The hallmarks of the housing crisis are well known by now: a lack of affordable properties, with what’s left squalid and low-quality, while other homes sit empty. But a Glasgow letting agent is cutting through the Gordian knot holding people in homelessness, and has provided homes for 1,000 people in the process.
Since being founded in 2013, Homes for Good has been on a mission to transform neglected empty houses into good quality homes for people on low incomes – a “letting agency with a difference”.
“Almost all letting agents see the landlord as their customers. But it’s actually the tenants who are the customers,” says founder Susan Aktemel.
Its model is aimed at addressing a lack of good, low-cost housing in the city. When it launched, Just 3 per cent of approximately 500 two-bedroom properties on the market were both affordable and accessible to people on benefits.
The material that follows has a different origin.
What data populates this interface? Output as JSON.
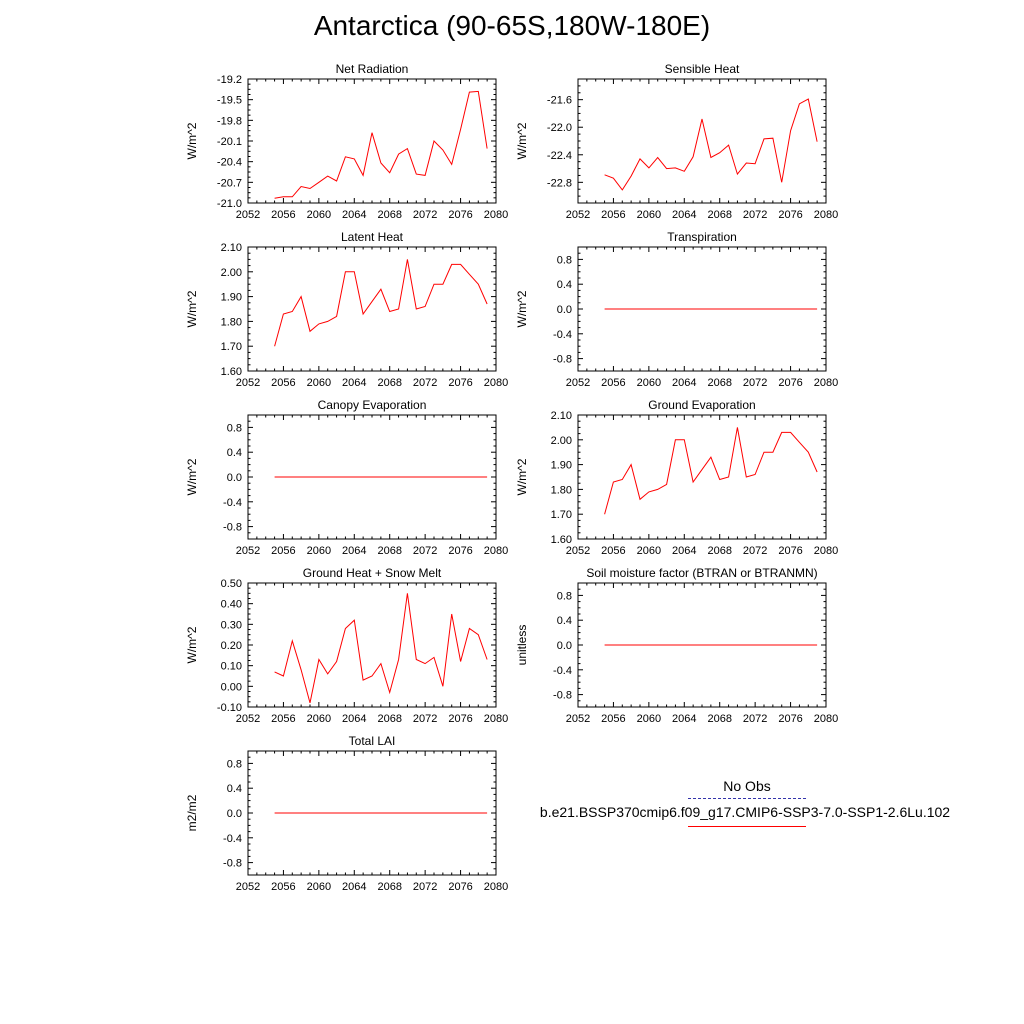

And the situation has got worse, says Aktemel.
Wider efforts have been taking place to address the Scottish housing crisis. An emergency rent freeze and eviction ban will last until March, temporarily protecting residents from significant rent increases. However, this is set to end on April 1, with no extension planned.
In the meantime, demand continues to outstrip supply. Students at the University of Glasgow found themselves scrambling for accommodation, with one flat attracting 500 applications in a matter of hours. The university told students unable to find somewhere to live not to register for their courses.